LKS '99 Pruchna – Spójnia Landek 1:3 (1:0), RELACJA Spójnia Landek równo traktuje kolejnych rywali, teraz przyszedł czas na zespół z Pruchnej, który u siebie jest bardzo groźny. Spadkowicz z IV ligi tymczasem większych problemów nie miał. Mamy więc kolejne potwierdzenie wysokiej formy i chęci szturmowania bram IV ligi.
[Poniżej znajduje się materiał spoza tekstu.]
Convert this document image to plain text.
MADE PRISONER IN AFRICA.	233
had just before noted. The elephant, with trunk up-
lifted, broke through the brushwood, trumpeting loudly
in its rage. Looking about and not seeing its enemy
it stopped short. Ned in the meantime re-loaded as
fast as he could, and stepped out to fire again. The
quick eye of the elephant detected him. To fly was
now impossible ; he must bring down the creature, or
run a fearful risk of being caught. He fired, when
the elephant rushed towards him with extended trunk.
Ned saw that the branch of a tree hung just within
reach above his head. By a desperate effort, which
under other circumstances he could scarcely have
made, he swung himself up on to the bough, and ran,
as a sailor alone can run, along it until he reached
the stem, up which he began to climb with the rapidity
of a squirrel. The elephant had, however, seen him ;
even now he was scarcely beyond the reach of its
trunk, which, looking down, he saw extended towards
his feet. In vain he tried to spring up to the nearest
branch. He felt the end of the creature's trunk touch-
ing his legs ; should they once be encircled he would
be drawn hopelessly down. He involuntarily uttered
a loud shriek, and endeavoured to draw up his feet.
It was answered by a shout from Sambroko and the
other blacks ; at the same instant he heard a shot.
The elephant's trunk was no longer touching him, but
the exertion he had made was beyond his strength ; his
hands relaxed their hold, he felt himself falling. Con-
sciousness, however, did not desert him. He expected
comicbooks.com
MRKS Czechowice-Dziedzice – Maksymilian Cisiec 2:0 (1:0), RELACJA Gospodarze byli zdecydowanym faworytem potyczki, bo Maksymilian w tym sezonie nie wygląda zbyt korzystnie. Zespół z Ciśca musi się pozbierać w miarę szybko, by nie zamieszać się w spadek. MRKS ostatnio tracił punkty, ale ta drużyna powinna plasować się tuż za czołówką ligi okręgowej. Potencjał jest tam spory i zobaczymy na co czechowiczan będzie stać.
Czarni Jaworze – Piast Cieszyn 2:2 (0:2), RELACJA Starcie beniaminków na remis co ani dla Czarnych, ani dla Piasta nie jest wynikiem dobrym. Obie ekipy liczyły na komplet punktów, bo będąc w dole tabeli właśnie z sąsiadującymi zespołami można szukać zdobyczy. Często jednak bywa tak, jak miało to miejsce w sobotę, że konfrontacja taka przynosi połowiczne zadowolenie.
Pasjonat Dankowice – LKS Bestwina 2:0 (1:0), RELACJA Gdyby nie klęska w Cięcinie, to również o zespole Pasjonata można by mówić jak o ścisłej czołówce walczącej o awans. Być może mecz ze Świtem był przysłowiowym wypadkiem przy pracy. W spotkaniu z LKS-em Bestwina dankowiczanie wrócili na właściwe tory. Ale trudno w przypadku tego zespołu mówić o regularności. Na ocenę tego potrzeba jeszcze kilku meczów.
Kuźnia Ustroń – Zapora Porąbka 2:0 (1:0), RELACJA Kuźnia zdaje się być tym zespołem, który nie odpuści duetowi spadkowiczów z IV ligi. I dobrze, jeśli nie tylko dwie drużyny, a kolejne również będą walczyć o wygranie ligi. Ustronianie prezentują się na razie z naprawdę dobrej strony.
KS Wisła – Świt Cięcina 7:0 (2:0), RELACJA Mówiłem przed tygodniem, gdy drużyna z Wisły wygrała 10:2 w Cieszynie o różnicy klas między beniaminkami „okręgówki” a niedawnymi IV-ligowcami. Tu mamy kolejny tego przykład. Mimo że Świt na wstępie rozgrywek wypada pozytywnie, to w Wiśle został jednak zdeklasowany. Kandydatem do awansu piłkarze z Wisły są poważnym.